Chap. 12 : Préparatifs

Un coup contre mon portillon, une gamelle que l’on me glisse, un bol d’eau. Pas un mot, le silence est pesant et rassurant tout à la fois.

Les heures s’écoulent. J’essaie d’étirer mes membres que les crampes envahissent.

Un bruit de talon !

-« N’as-tu rien oublié ? »

-« Non, j’ai vérifié, tout est là selon les règles de nos ancêtres ! »

-« Sors-le ! »

Le battant de ma geôle s’ouvre. Je rampe au dehors. Je reste tête baissée, je ne connais pas ces voix, je tremble.

-« Allez, chien, déshabille-toi et lave-toi ! »

A quatre pattes, j’avance et j’obéis.

-« Sors ! Va au fond ! »

Je regarde les chaînes, le brasero, mes jambes flageolent. Un coup de pique dans le dos m’oblige à avancer.

-« Lève les bras ! Mets tes mains dans les fers ! Bien, ne bouge pas ! »

Elle se mit devant moi s’offrant à mon regard. Elle portait un loup masqué en fourrure sur le visage. Une longue robe pourpre maintenue à la taille par une ceinture blanche brodée de fils argentés. Ses cheveux roux étaient tressés et ramenés sur la tête en une couronne mêlée de lanières noires.

Elle tenait à la main un pot empli d’une substance brillante, sans odeur. Elle y trempa une sorte de pinceau et commença à m’en enduire tout le corps minutieusement sans omettre une parcelle !

Sa compagne, m’enleva le collier que je portais et le remplaça par un torque de cuivre. Puis elle sortit un poignard effilé de sa manche et commença à me tailler les cheveux. Elle passa, ensuite, la pointe de la lame sur ma poitrine, dessinant un motif inconnu.

Elles se reculèrent, regardèrent leur travail, hochèrent la tête et tournèrent les talons sans un mot, me laissant pendu en proie à une foule de questions.

Je ne sus faire le compte des heures, mes articulations me brûlaient. Je somnolais oscillant entre rêve de liberté et cauchemar de douleur.

Une claque me secoua.

-« Réveille-toi ! Deux des plus vaillantes walkyries vont se battre à mort pour toi, j’espère que tu en vaux le coup ! »me dit à l’oreille la voix grinçante de Brunhilde.

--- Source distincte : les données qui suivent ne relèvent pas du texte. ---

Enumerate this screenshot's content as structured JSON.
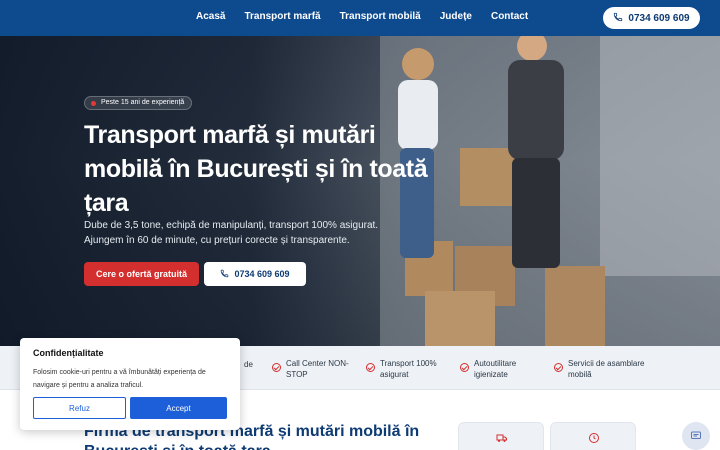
{
  "nav": {
    "items": [
      "Acasă",
      "Transport marfă",
      "Transport mobilă",
      "Județe",
      "Contact"
    ],
    "phone": "0734 609 609"
  },
  "hero": {
    "badge": "Peste 15 ani de experiență",
    "title": "Transport marfă și mutări mobilă în București și în toată țara",
    "description": "Dube de 3,5 tone, echipă de manipulanți, transport 100% asigurat. Ajungem în 60 de minute, cu prețuri corecte și transparente.",
    "cta_primary": "Cere o ofertă gratuită",
    "cta_phone": "0734 609 609"
  },
  "features": [
    "de",
    "Call Center NON-STOP",
    "Transport 100% asigurat",
    "Autoutilitare igienizate",
    "Servicii de asamblare mobilă"
  ],
  "section": {
    "title": "Firma de transport marfă și mutări mobilă în București și în toată țara"
  },
  "cookie": {
    "title": "Confidențialitate",
    "text": "Folosim cookie-uri pentru a vă îmbunătăți experiența de navigare și pentru a analiza traficul.",
    "refuse": "Refuz",
    "accept": "Accept"
  },
  "colors": {
    "nav_bg": "#0e4a8e",
    "accent_red": "#d32f2f",
    "brand_blue": "#0e3b73",
    "cookie_blue": "#1d5fd8"
  },
  "icons": [
    "phone-icon",
    "check-circle-icon",
    "truck-icon",
    "clock-icon",
    "chat-icon"
  ]
}
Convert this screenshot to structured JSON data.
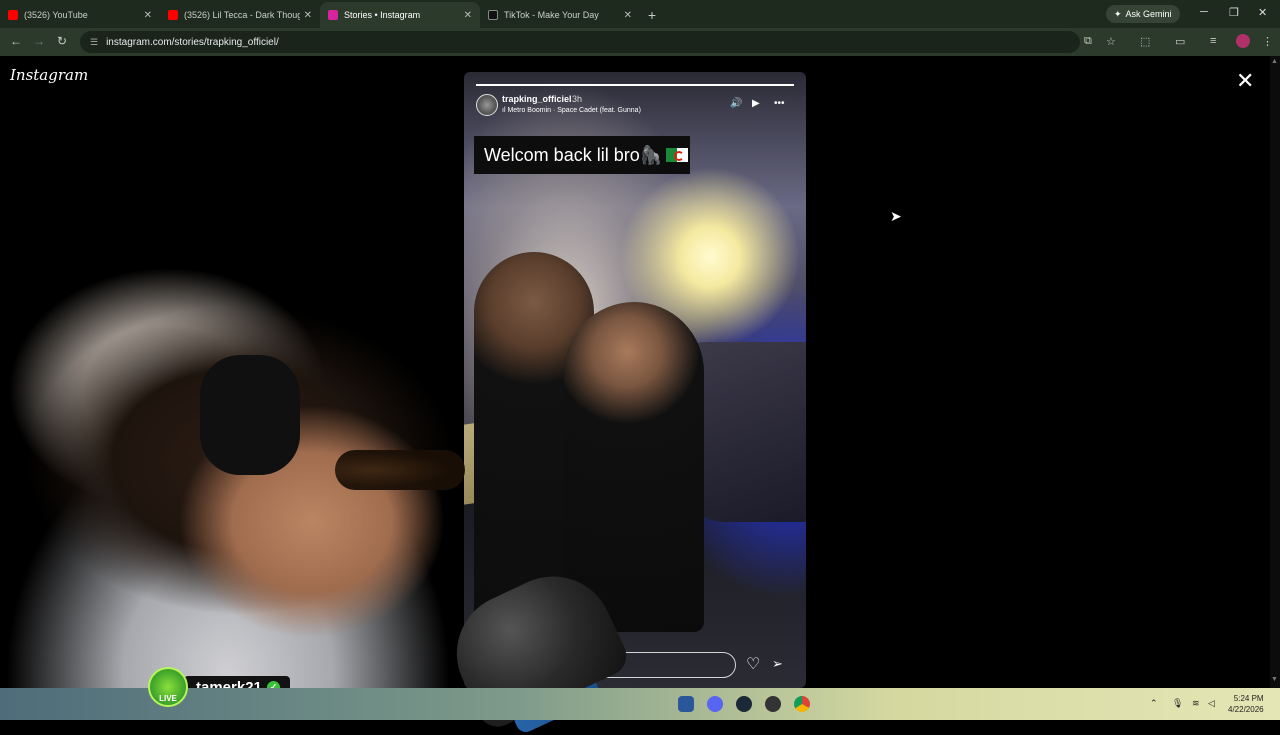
{
  "browser": {
    "tabs": [
      {
        "title": "(3526) YouTube",
        "favicon_color": "#ff0000",
        "active": false
      },
      {
        "title": "(3526) Lil Tecca - Dark Thoughts",
        "favicon_color": "#ff0000",
        "active": false
      },
      {
        "title": "Stories • Instagram",
        "favicon_color": "#d6249f",
        "active": true
      },
      {
        "title": "TikTok - Make Your Day",
        "favicon_color": "#111111",
        "active": false
      }
    ],
    "new_tab": "+",
    "gemini_label": "Ask Gemini",
    "url": "instagram.com/stories/trapking_officiel/"
  },
  "page": {
    "logo": "Instagram",
    "close": "✕"
  },
  "story": {
    "username": "trapking_officiel",
    "time": "3h",
    "music": "Metro Boomin · Space Cadet (feat. Gunna)",
    "caption": "Welcom back lil bro🦍",
    "progress": 1.0
  },
  "overlay": {
    "streamer_name": "tamerk21",
    "live_label": "LIVE"
  },
  "taskbar": {
    "time": "5:24 PM",
    "date": "4/22/2026"
  },
  "colors": {
    "chrome_frame": "#1f2a1f",
    "active_tab": "#2c3a2c",
    "page_bg": "#000000",
    "live_green": "#3aa02a"
  }
}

Mes bras retombèrent le long de mon corps.

-« A genou ! Mange ta gamelle ! Profites-en bien car Hinge va gagner et ton calvaire ne fait que commencer ! »

Avidement, j’engloutis la bouillie épaisse, refusant de comprendre ces dernières paroles et leurs conséquences funestes.

 Elle me jeta une sorte de cape sur les épaules.

-« Debout, suis-moi ! »

Deux autres guerrières attendaient, elles se positionnèrent à mes côtés et nous sortîmes.

Je revis enfin le ciel bleu, respirais l’air pur, fragance de terre humide et d’herbe coupée.

Personne ! Les rues étaient désertes. Nous gravîmes la colline. Plus nous avancions, plus la clameur d’une foule excitée parvenait à mes oreilles.

Nous arrivâmes, enfin, sur une esplanade pavée de granit noir. Les grains de quartz éclairaient nos pas.

Une haute Tour se dressait à notre droite. Un serpent de runes courait tout le long d’un portail bardé de clous ouvragés. Le siège du Conseil Runique, sans aucun doute.

Nous fîmes une courte halte durant laquelle les prêtresses psalmodièrent une incantation dans une langue inconnue aux accents guerriers. Les runes se mirent à briller d’une lumière fluorescente alternance de cinabre et de lapis-lazuli. Quelque chose pénétra avec une autorité douce mais ferme mon esprit, le sonda, puis se retira, me laissant perplexe.

Nous reprîmes notre chemin vers la gauche. Un dôme, créé par les rayons de la lune se reflétant sur des dolmens de sélénite, recouvrait une arène elliptique.